I spent a session in advance of the main event exploring the possibilities with one of the subjects. We found several inside possibilities and several outside, which allowed for variation on the day if weather altered plans. I had thought about taking the photographs against the interesting twisted columns inside the abbey, but when I looked at the trial images they did not work as the background was too complicated.
I asked people to dress in a way they felt comfortable and explained the exercise to them and showed the group some of the trial images. I also explained that, while I wanted a relaxed image, I didn’t particularly want them grinning from ear to ear.
The weather was not ideal, as it was a very grey day, with little sunlight. This affected both the inside and outside images as there was limited light in the abbey, so some of the possibilities I had thought about were not feasible. I was not able to use flash in the area. We walked the site, stopping to take a group of images at 5 places. In each area I took photographs of each person and often a group image. Halfway through one of the people requested that her photographs were taken without her glasses on, so we went back and redid those ones.
I ended up with 2 sets of images taken inside and 3 outside.
The Tiffany Window. This stained-glass window was commissioned by Andrew Carnegie in commemoration of his mother and was originality planned to be placed in the original abbey but was thought to be not religious enough and after several placing in Dunfermline has now been mounted in the 19th century partial rebuild which is used currently. This option was the favourite of all the participants.
Inside the old abbey. There were several possibilities here, but on the actual day I was limited by the light and no flash. This meant that the backgrounds were not as interesting as I had hoped from the trial day.
The front door. This massive door is not used but is spectacular. To show the whole door meant that the images of the people were small, and the focus was on the background rather than their portraits.
The side door. This showed a balance between the old building and the people
The graveyard. I had hoped for some images here, but it was raining so they were limited. In the trial images the tree and the old gravestones made a more interesting scene than the final images of more close-up portraits with just a tree.
- However well you plan things the actual shoot may not follow it because of circumstances out with your control – here, the weather
- Trying to get 3 people to stand in the same spot is difficult – I should have taken something to act as a marker. This was further complicated as one person was much shorted than the other two – which meant that when a close-up was taken the background was different (maybe consider taking a small stool).

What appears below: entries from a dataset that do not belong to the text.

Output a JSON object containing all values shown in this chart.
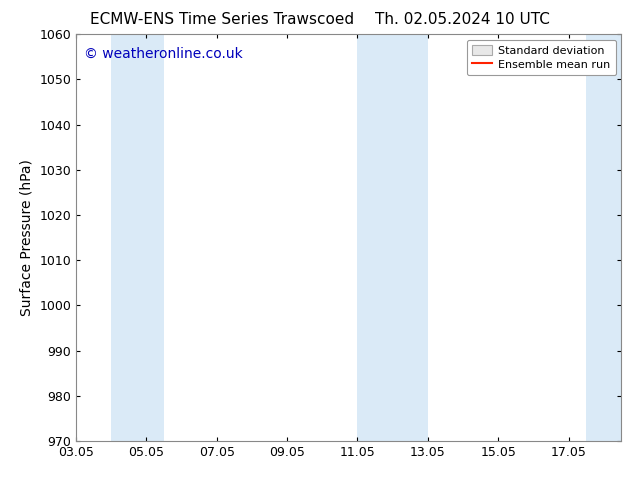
{
  "title_left": "ECMW-ENS Time Series Trawscoed",
  "title_right": "Th. 02.05.2024 10 UTC",
  "ylabel": "Surface Pressure (hPa)",
  "watermark": "© weatheronline.co.uk",
  "watermark_color": "#0000bb",
  "ylim": [
    970,
    1060
  ],
  "yticks": [
    970,
    980,
    990,
    1000,
    1010,
    1020,
    1030,
    1040,
    1050,
    1060
  ],
  "xtick_labels": [
    "03.05",
    "05.05",
    "07.05",
    "09.05",
    "11.05",
    "13.05",
    "15.05",
    "17.05"
  ],
  "xtick_positions": [
    3,
    5,
    7,
    9,
    11,
    13,
    15,
    17
  ],
  "xlim": [
    3,
    18.5
  ],
  "shaded_bands": [
    {
      "x_start": 4.0,
      "x_end": 5.5
    },
    {
      "x_start": 11.0,
      "x_end": 13.0
    },
    {
      "x_start": 17.5,
      "x_end": 18.6
    }
  ],
  "shade_color": "#daeaf7",
  "background_color": "#ffffff",
  "legend_std_color": "#cccccc",
  "legend_mean_color": "#ff2200",
  "title_fontsize": 11,
  "label_fontsize": 10,
  "tick_fontsize": 9,
  "watermark_fontsize": 10,
  "figsize": [
    6.34,
    4.9
  ],
  "dpi": 100
}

- An interesting spot for the background may overwhelm the portraits
I was reasonably happy with some of the final images. I struggled to chose between the images in front of the Tiffany window (which was the preferred spot of all the subjects) and the ones on front of the doors outside. The main door was very impressive – but became a photograph of the door (with the people for scale) rather than of the people. If the weather had been better (or there was the opportunity to re-shoot) I think the images against the graveyard would be worth exploring further.